Hammer and Wails
First, you’ll notice that the working title of Hammer and Wails was The Handyman. But, eventually I decided that was too generic and gave no hints to the comedic nature of the book. So it got changed. As you can see, I went through many different ideas, trying to decide what the cover should look like. In some ways, I still like all the ideas, but it’s more about what is going to grab attention the most, and would the cover fit on a shelf with others like it. Reader’s expectations of a book cover are important. I can’t say for sure if I still have achieved the perfect cover (I still have more ideas), but I finally decided on one, which you can see here.
Below are several variations of covers that I worked on.
The Inevitable Books
Many years ago now, I had drawn this picture in pencil after overhearing a married couple fighting. The intent was to have two ambiguous, unstoppable forces coming together with someone witnessing the inevitable destruction. Later I did a little manipulation in Photoshop to create what you see here, but this is the picture that started the idea for the book Observing the Inevitable. After drawing it, I began to develop a story in my head with no intentions of ever doing anything with it. I jotted down a few notes for fun, but that was it. Now, about 5 years later, it’s a finished novel. That certainly wasn’t the plan!
I never intended on creating my own book covers. For at least two years, I thought I was going to pursue traditional publishing, so I never considered it an option. Even when I decided to self-publish, I was still planning to hire a professional artist to draw the cover. I asked two people I knew who might be up for the job, one said they couldn’t, and I later decided the other person’s style was not what I wanted. I wanted something more photo-realistic, which got me thinking about “Photo”shop, which I had decent experience with. So I started tinkering with some free photos from Pexel.com. Eventually, I had this image, and at this time I convinced myself that I could create exactly the cover that I wanted.
The rock is a combination of a picture of mudstone and asphalt. I digitally painted the cubes and the splashing water, while the ocean is a few different pictures positioned to have the waves about how I wanted them.
I copied the asphalt image and warped it to work as a base of the cliff wall, and painted some clothes on the shirtless guy (who I never intended on actually using for the final, and I did not).
Here you can see a few succulents have also been added. These I downloaded from Pexels.com, taken by Ylanite Koppens.

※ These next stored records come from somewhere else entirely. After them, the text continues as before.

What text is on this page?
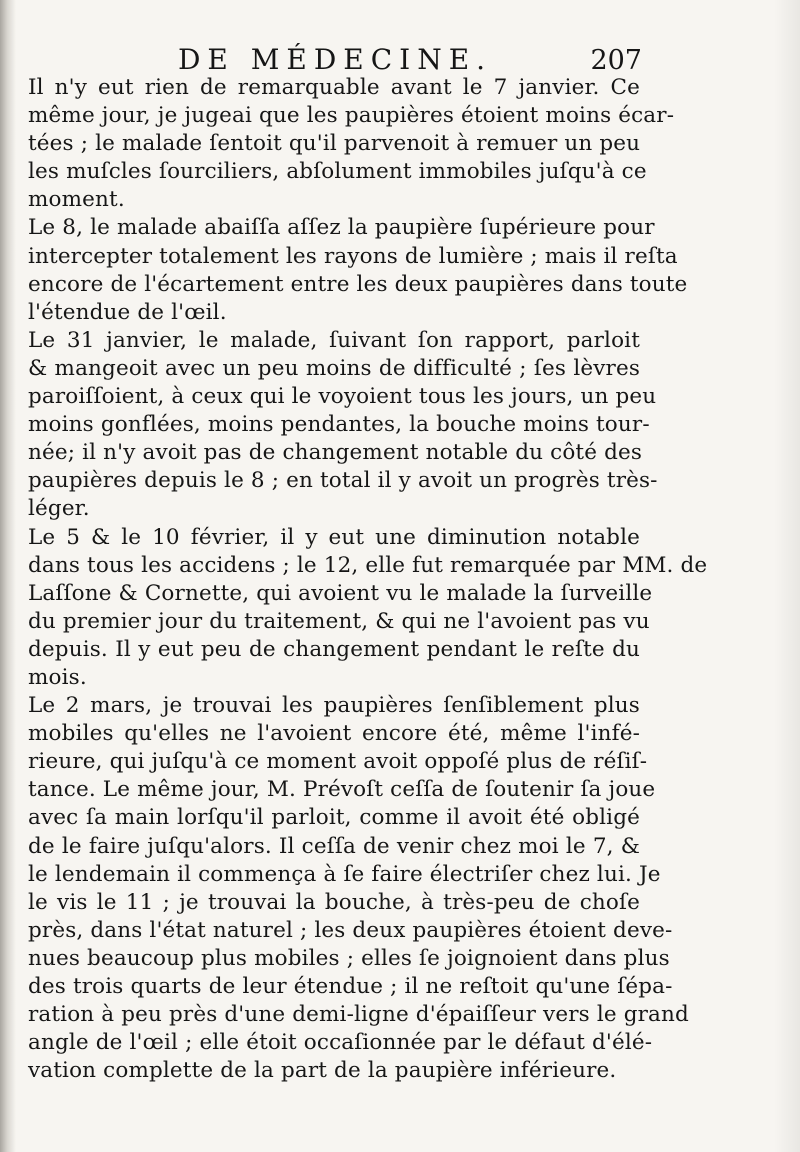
DE MÉDECINE.	207
Il n'y eut rien de remarquable avant le 7 janvier. Ce
même jour, je jugeai que les paupières étoient moins écar-
tées ; le malade ſentoit qu'il parvenoit à remuer un peu
les muſcles ſourciliers, abſolument immobiles juſqu'à ce
moment.
Le 8, le malade abaiſſa aſſez la paupière ſupérieure pour
intercepter totalement les rayons de lumière ; mais il reſta
encore de l'écartement entre les deux paupières dans toute
l'étendue de l'œil.
Le 31 janvier, le malade, ſuivant ſon rapport, parloit
& mangeoit avec un peu moins de difficulté ; ſes lèvres
paroiſſoient, à ceux qui le voyoient tous les jours, un peu
moins gonflées, moins pendantes, la bouche moins tour-
née; il n'y avoit pas de changement notable du côté des
paupières depuis le 8 ; en total il y avoit un progrès très-
léger.
Le 5 & le 10 février, il y eut une diminution notable
dans tous les accidens ; le 12, elle fut remarquée par MM. de
Laſſone & Cornette, qui avoient vu le malade la ſurveille
du premier jour du traitement, & qui ne l'avoient pas vu
depuis. Il y eut peu de changement pendant le reſte du
mois.
Le 2 mars, je trouvai les paupières ſenſiblement plus
mobiles qu'elles ne l'avoient encore été, même l'infé-
rieure, qui juſqu'à ce moment avoit oppoſé plus de réſiſ-
tance. Le même jour, M. Prévoſt ceſſa de ſoutenir ſa joue
avec ſa main lorſqu'il parloit, comme il avoit été obligé
de le faire juſqu'alors. Il ceſſa de venir chez moi le 7, &
le lendemain il commença à ſe faire électriſer chez lui. Je
le vis le 11 ; je trouvai la bouche, à très-peu de choſe
près, dans l'état naturel ; les deux paupières étoient deve-
nues beaucoup plus mobiles ; elles ſe joignoient dans plus
des trois quarts de leur étendue ; il ne reſtoit qu'une ſépa-
ration à peu près d'une demi-ligne d'épaiſſeur vers le grand
angle de l'œil ; elle étoit occaſionnée par le défaut d'élé-
vation complette de la part de la paupière inférieure.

They were photos of house plants with a solid white background, which was perfect since I was going to remove the background and the pots they were in.
At this point, I also digital drew in the title and my name as a reference. Some basic shadows were also added to the left of the image.
More plants were added, and I began to draw cracks in the cliffside. Now, up to this point, I wasn’t sure how exactly I was going to add texture to the cliff, and wasn’t convinced digitally painting it was going to work. After a few cracks, figuring out how to make it look convincing, I decided it was going to work.
I started brightening up the image, and defined the cliff textures a lot more by drawing them in. Before I had started the cover, I found a small Wacom Intuos drawing tablet for sale on Facebook, so I bought that, never having used one before. I had never digitally drawn anything in photoshop before this, and my actual drawing skills are limited. By no means am I a professional, but mix in photo manipulation, and I am on my way!
I finally got my mom to be a pose as the person looking at the thunder cubes. I didn’t want any definable features, such as race for any of my characters, so I changed the color of her hair, and made it longer to cover her skin.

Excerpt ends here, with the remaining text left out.